See State v. Hernandez, 121 Idaho 114, 117-18, 822 P.2d 1011, 1014-15 (Ct. App. 1991); State
v. Lopez, 106 Idaho 447, 449-51, 680 P.2d 869, 871-73 (Ct. App. 1984); State v. Toohill, 103
Idaho 565, 568, 650 P.2d 707, 710 (Ct. App. 1982). When reviewing the length of a sentence,
we consider the defendant’s entire sentence. State v. Oliver, 144 Idaho 722, 726, 170 P.3d 387,
391 (2007). Applying these standards, and having reviewed the record in this case, we cannot
say that the district court abused its discretion.
Next, we review whether the district court erred in denying Cruse’s Rule 35 motion. A
motion for reduction of sentence under I.C.R. 35 is essentially a plea for leniency, addressed to
the sound discretion of the court. State v. Knighton, 143 Idaho 318, 319, 144 P.3d 23, 24 (2006);
State v. Allbee, 115 Idaho 845, 846, 771 P.2d 66, 67 (Ct. App. 1989). In presenting a Rule 35
motion, the defendant must show that the sentence is excessive in light of new or additional
information subsequently provided to the district court in support of the motion. State v.
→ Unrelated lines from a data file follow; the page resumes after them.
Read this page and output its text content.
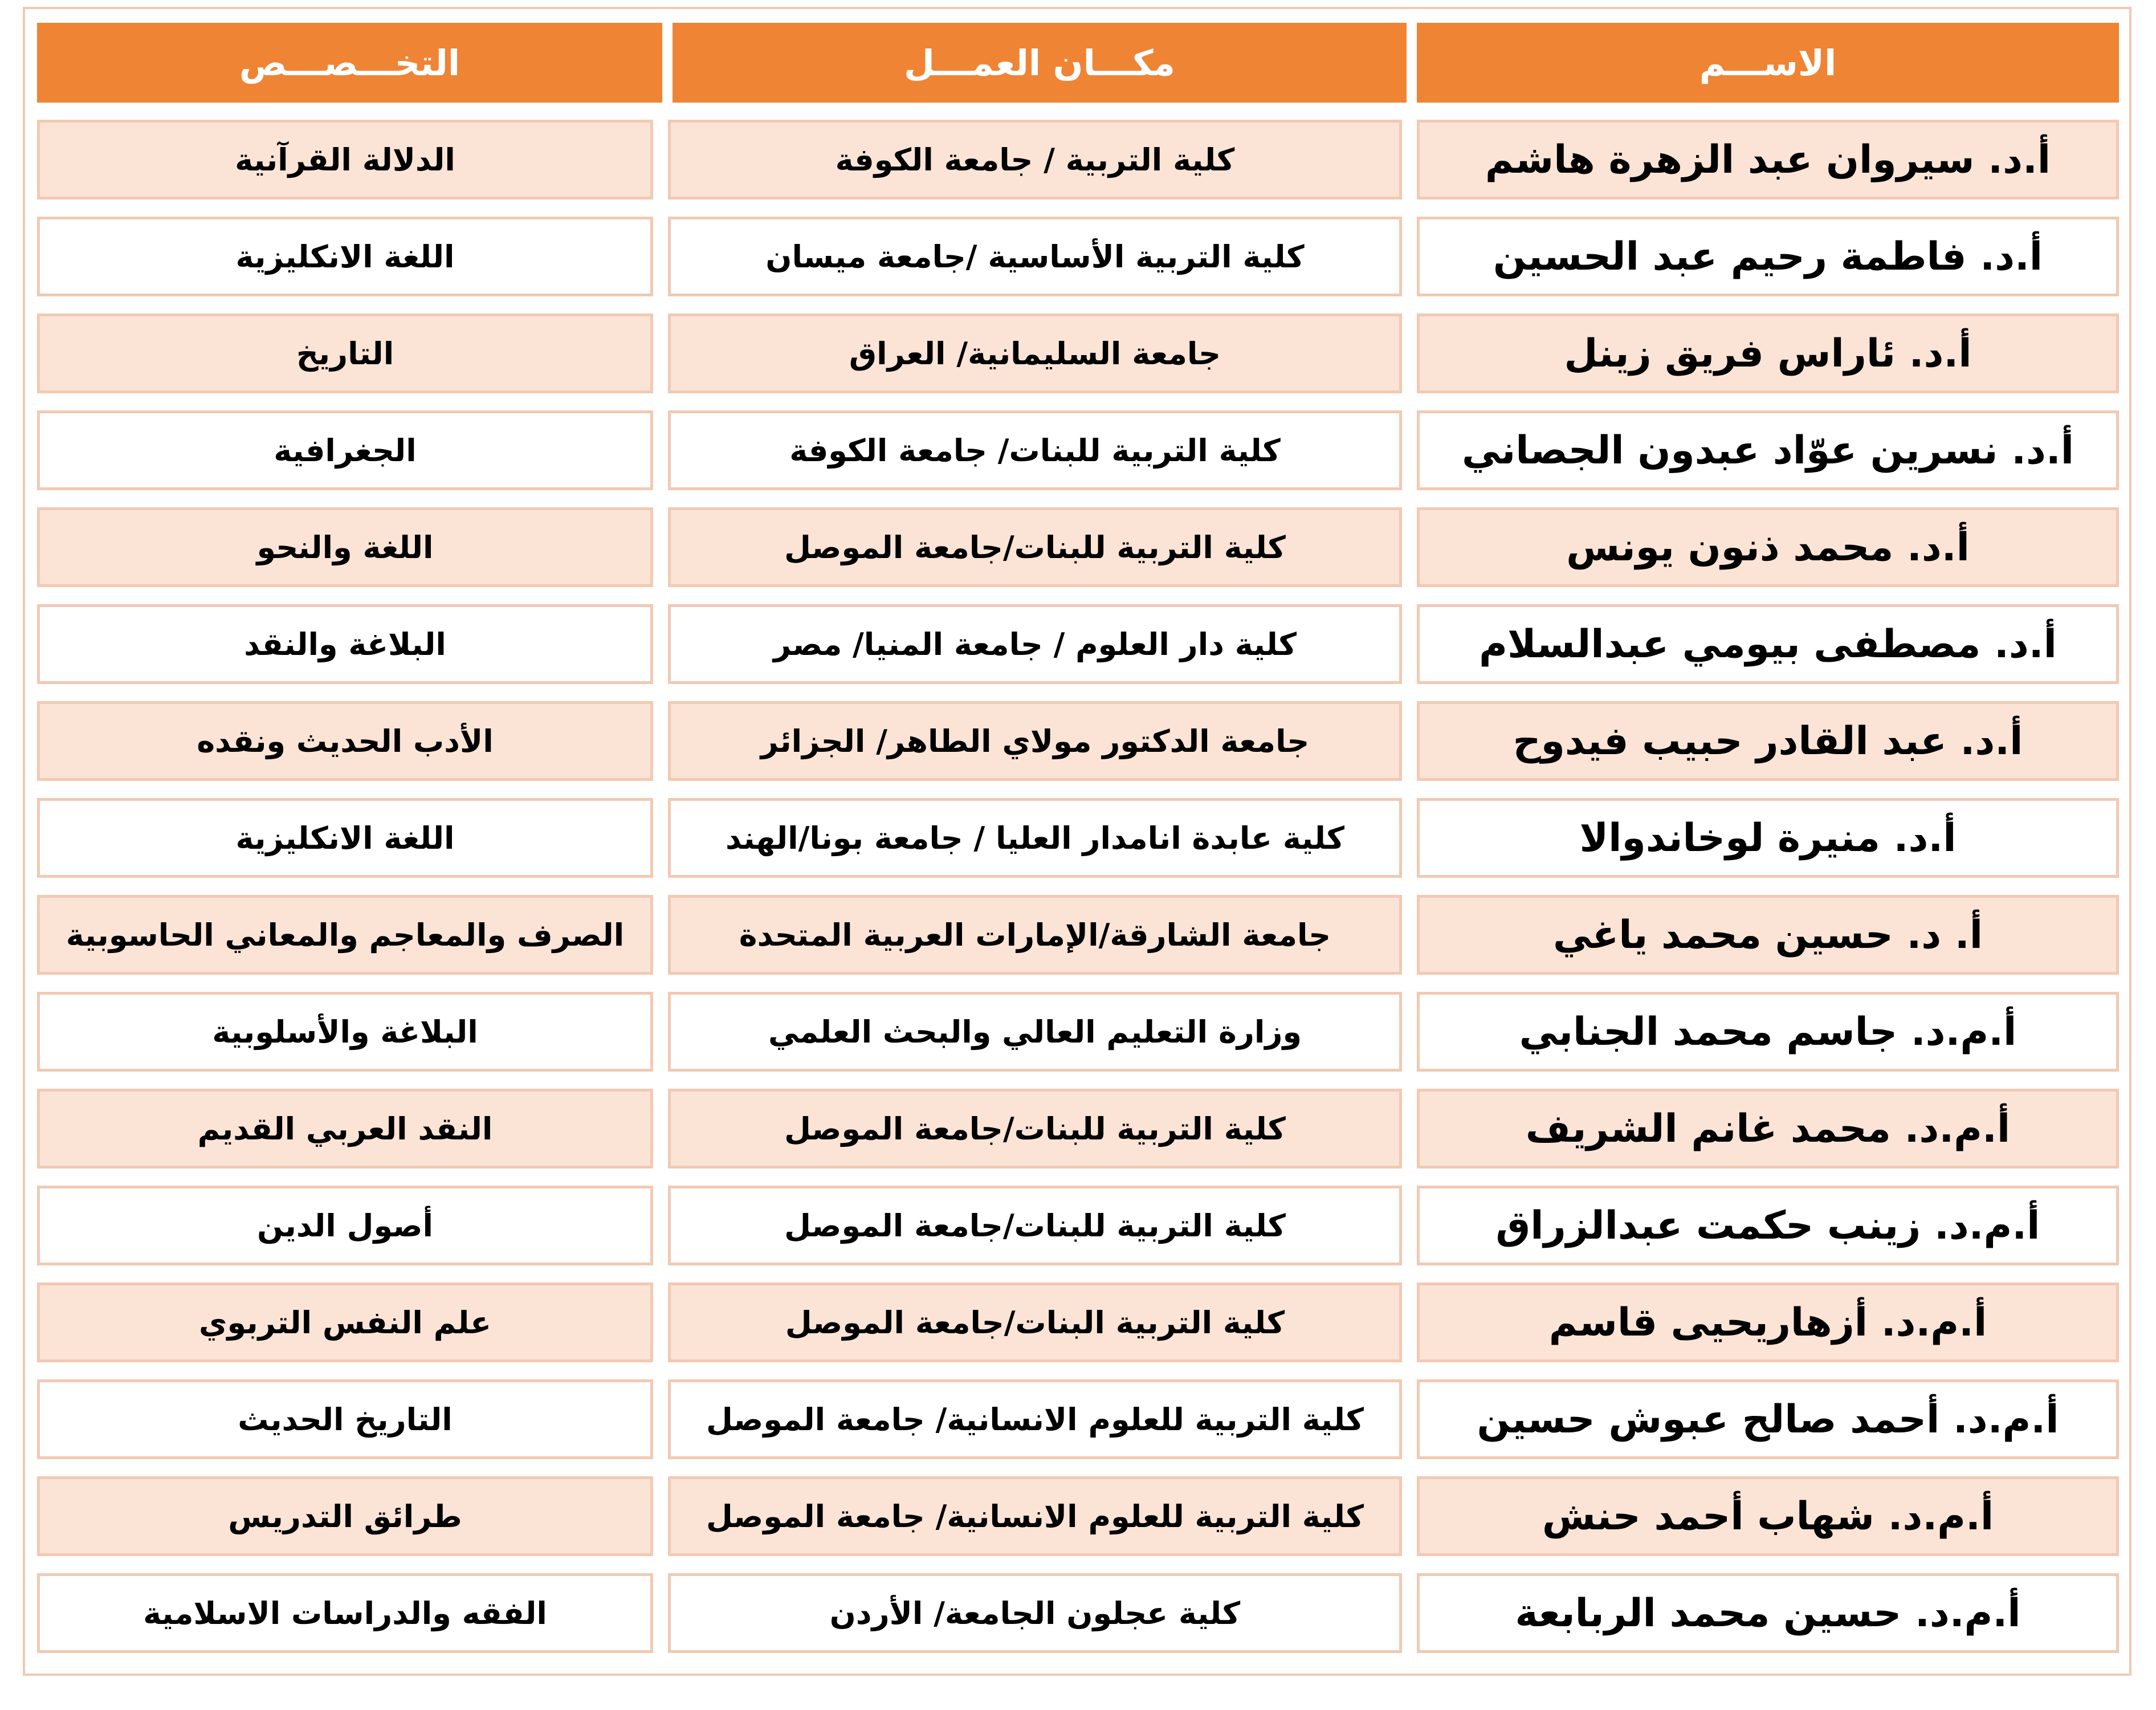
الاســـم
مكـــان العمـــل
التخـــصـــص
أ.د. سيروان عبد الزهرة هاشم
كلية التربية / جامعة الكوفة
الدلالة القرآنية
أ.د. فاطمة رحيم عبد الحسين
كلية التربية الأساسية /جامعة ميسان
اللغة الانكليزية
أ.د. ئاراس فريق زينل
جامعة السليمانية/ العراق
التاريخ
أ.د. نسرين عوّاد عبدون الجصاني
كلية التربية للبنات/ جامعة الكوفة
الجغرافية
أ.د. محمد ذنون يونس
كلية التربية للبنات/جامعة الموصل
اللغة والنحو
أ.د. مصطفى بيومي عبدالسلام
كلية دار العلوم / جامعة المنيا/ مصر
البلاغة والنقد
أ.د. عبد القادر حبيب فيدوح
جامعة الدكتور مولاي الطاهر/ الجزائر
الأدب الحديث ونقده
أ.د. منيرة لوخاندوالا
كلية عابدة انامدار العليا / جامعة بونا/الهند
اللغة الانكليزية
أ. د. حسين محمد ياغي
جامعة الشارقة/الإمارات العربية المتحدة
الصرف والمعاجم والمعاني الحاسوبية
أ.م.د. جاسم محمد الجنابي
وزارة التعليم العالي والبحث العلمي
البلاغة والأسلوبية
أ.م.د. محمد غانم الشريف
كلية التربية للبنات/جامعة الموصل
النقد العربي القديم
أ.م.د. زينب حكمت عبدالزراق
كلية التربية للبنات/جامعة الموصل
أصول الدين
أ.م.د. أزهاريحيى قاسم
كلية التربية البنات/جامعة الموصل
علم النفس التربوي
أ.م.د. أحمد صالح عبوش حسين
كلية التربية للعلوم الانسانية/ جامعة الموصل
التاريخ الحديث
أ.م.د. شهاب أحمد حنش
كلية التربية للعلوم الانسانية/ جامعة الموصل
طرائق التدريس
أ.م.د. حسين محمد الربابعة
كلية عجلون الجامعة/ الأردن
الفقه والدراسات الاسلامية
Huffman, 144 Idaho 201, 203, 159 P.3d 838, 840 (2007). In conducting our review of the grant
or denial of a Rule 35 motion, we consider the entire record and apply the same criteria used for
determining the reasonableness of the original sentence. State v. Forde, 113 Idaho 21, 22, 740
P.2d 63, 64 (Ct. App. 1987); Lopez, 106 Idaho at 449-51, 680 P.2d at 871-73. Upon review of
the record, including any new information submitted with Cruse’s Rule 35 motion, we conclude
no abuse of discretion has been shown.
Therefore, Cruse’s judgment of conviction and sentence, and the district court’s order
denying Cruse’s Rule 35 motion, are affirmed.